All the King's Men
All the King's Men doesn't delve too deeply into religion, but it does look at the role of religious rhetoric in politics, and at some other ways people use religion as a tool. Not to say that the novel is devoid of a more "genuine" religious experience. Our narrator, for example, even invents his own sort of religion (called the Great Twitch), which lets him pretend that nothing in the world really matters. Another character finds comfort in a more traditional belief in the God. Whatever your views on religion, the religious aspects of this novel should at least get you thinking.
Questions About Religion
- Is Willie religious? If so, what is his religion? If not, how do you know.
- Does Lucy undergo a religious conversion in the novel? If so, what is the nature of it? If not, how have her religious views changed.
- We argue that the Great Twitch is a kind of religion. Do you agree with us? Why or why not?
- Is Ellis Burden a religious fanatic? Does Jack continue to believe that he is at the end of the story?

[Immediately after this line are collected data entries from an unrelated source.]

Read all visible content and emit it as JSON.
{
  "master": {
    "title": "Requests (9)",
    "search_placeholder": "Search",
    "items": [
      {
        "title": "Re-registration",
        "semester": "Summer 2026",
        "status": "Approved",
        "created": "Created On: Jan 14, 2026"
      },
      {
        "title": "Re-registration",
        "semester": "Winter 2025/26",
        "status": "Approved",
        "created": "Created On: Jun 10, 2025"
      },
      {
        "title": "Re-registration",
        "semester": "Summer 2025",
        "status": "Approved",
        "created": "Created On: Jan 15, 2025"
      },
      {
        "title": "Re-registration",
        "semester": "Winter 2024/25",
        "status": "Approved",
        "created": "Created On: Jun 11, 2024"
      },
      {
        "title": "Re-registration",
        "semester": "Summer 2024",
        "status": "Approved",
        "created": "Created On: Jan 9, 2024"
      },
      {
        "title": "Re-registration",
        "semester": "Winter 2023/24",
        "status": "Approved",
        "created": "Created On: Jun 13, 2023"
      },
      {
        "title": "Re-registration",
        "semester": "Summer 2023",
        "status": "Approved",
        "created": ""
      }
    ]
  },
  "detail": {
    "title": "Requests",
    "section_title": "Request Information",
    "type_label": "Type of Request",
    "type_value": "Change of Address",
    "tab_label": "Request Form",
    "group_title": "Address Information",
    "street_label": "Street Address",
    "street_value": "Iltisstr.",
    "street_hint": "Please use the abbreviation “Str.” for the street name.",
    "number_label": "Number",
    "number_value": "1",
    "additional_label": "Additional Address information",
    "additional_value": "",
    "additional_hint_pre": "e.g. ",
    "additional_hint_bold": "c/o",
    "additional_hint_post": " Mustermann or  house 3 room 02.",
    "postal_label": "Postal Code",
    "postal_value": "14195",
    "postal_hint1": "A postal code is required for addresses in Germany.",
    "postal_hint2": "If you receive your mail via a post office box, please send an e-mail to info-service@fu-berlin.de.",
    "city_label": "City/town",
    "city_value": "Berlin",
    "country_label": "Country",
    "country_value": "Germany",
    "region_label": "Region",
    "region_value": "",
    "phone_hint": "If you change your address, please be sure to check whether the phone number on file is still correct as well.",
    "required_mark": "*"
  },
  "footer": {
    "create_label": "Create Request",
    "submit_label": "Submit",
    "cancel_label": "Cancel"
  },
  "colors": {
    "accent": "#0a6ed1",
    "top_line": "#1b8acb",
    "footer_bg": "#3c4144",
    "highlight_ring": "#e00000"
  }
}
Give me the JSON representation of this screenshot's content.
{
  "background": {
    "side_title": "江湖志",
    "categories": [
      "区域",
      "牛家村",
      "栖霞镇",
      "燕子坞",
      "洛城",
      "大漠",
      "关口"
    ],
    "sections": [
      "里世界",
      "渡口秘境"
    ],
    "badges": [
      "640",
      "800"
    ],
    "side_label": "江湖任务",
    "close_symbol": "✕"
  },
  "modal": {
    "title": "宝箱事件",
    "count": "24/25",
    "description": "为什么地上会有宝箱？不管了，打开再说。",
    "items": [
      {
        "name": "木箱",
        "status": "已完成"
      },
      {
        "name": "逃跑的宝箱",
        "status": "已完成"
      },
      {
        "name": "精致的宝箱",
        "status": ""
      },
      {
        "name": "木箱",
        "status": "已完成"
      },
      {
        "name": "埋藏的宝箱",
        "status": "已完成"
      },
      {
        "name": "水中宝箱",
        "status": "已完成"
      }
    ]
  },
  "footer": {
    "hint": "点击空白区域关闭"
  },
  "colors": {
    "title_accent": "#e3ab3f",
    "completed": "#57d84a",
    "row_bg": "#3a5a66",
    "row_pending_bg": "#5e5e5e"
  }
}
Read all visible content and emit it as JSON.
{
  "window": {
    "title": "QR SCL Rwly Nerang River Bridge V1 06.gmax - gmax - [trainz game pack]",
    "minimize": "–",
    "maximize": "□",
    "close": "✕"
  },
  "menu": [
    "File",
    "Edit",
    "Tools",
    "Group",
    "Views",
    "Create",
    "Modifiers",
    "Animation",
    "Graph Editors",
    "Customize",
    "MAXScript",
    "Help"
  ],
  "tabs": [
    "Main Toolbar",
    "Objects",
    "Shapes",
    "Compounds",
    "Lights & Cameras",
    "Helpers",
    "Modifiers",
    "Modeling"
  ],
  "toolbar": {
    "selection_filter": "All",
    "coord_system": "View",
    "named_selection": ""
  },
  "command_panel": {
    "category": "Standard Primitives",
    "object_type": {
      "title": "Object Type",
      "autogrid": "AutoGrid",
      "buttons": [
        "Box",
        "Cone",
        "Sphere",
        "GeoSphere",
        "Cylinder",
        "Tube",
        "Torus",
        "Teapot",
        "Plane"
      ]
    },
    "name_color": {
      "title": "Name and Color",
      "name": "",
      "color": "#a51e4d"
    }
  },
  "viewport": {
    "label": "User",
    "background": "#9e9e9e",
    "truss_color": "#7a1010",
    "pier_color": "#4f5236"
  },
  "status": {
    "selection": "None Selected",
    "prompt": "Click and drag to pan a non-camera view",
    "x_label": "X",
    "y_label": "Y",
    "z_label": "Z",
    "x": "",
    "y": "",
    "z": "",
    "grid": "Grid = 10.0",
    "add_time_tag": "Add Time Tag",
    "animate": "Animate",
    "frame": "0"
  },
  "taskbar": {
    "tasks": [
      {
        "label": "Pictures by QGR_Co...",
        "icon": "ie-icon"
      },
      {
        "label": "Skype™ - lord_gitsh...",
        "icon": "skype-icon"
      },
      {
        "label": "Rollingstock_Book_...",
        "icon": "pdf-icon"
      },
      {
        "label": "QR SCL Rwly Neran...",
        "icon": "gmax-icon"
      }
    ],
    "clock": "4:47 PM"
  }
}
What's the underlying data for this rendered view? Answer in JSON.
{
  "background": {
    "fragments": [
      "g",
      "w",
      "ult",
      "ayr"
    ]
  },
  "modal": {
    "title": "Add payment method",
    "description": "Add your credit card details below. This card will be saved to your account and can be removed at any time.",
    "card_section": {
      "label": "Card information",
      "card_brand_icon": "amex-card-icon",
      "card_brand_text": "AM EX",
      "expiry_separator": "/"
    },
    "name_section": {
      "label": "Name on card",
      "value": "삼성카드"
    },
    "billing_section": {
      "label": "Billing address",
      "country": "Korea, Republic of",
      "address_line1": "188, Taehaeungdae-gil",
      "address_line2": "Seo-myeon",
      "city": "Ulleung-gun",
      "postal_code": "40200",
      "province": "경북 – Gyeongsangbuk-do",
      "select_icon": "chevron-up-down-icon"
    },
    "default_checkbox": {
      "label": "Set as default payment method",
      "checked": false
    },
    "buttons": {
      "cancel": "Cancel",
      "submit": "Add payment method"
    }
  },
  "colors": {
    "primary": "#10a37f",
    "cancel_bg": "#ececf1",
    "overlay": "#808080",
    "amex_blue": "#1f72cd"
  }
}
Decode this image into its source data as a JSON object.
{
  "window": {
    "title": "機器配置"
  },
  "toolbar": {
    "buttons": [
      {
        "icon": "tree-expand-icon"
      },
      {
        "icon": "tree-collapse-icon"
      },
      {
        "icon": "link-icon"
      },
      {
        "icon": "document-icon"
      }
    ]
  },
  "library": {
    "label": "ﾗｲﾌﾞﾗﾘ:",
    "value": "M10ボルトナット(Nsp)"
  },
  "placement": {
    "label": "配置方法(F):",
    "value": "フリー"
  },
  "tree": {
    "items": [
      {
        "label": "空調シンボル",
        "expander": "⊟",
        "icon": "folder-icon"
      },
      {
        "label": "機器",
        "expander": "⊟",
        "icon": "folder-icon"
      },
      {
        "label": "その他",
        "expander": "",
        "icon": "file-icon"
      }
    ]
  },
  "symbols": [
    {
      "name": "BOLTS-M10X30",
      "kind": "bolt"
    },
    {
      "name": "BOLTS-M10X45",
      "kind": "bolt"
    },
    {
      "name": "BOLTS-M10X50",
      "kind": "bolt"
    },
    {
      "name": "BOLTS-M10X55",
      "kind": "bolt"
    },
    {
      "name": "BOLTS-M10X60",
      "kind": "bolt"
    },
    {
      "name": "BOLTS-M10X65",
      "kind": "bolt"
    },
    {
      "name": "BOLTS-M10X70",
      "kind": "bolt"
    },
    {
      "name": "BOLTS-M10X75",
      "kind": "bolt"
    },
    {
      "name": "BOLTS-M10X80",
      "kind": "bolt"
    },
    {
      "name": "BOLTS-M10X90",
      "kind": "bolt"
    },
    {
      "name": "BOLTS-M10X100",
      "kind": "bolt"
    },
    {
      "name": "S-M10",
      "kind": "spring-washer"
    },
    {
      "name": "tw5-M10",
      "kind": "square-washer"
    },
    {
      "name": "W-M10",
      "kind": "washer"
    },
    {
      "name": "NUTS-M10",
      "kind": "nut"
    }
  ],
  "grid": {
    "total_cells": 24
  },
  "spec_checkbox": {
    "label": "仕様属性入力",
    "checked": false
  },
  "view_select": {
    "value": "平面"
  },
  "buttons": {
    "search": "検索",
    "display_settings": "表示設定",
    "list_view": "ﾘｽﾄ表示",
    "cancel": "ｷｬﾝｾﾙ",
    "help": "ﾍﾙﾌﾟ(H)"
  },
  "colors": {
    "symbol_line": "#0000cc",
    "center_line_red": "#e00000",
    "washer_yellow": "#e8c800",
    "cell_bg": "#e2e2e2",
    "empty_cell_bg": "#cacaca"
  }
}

- Why does Jack constantly compare Willie to Christ in the early days?
- Why does Willie compare himself to Christ in his speeches? Would this strategy work with any contemporary audience? If so, which ones?
Chew on This
Through Jack Burden and Willie's constituents, All the King's Men shows how religion is used to justify bad behavior.
Ellis Burden shows us how religion is used to cope with trauma.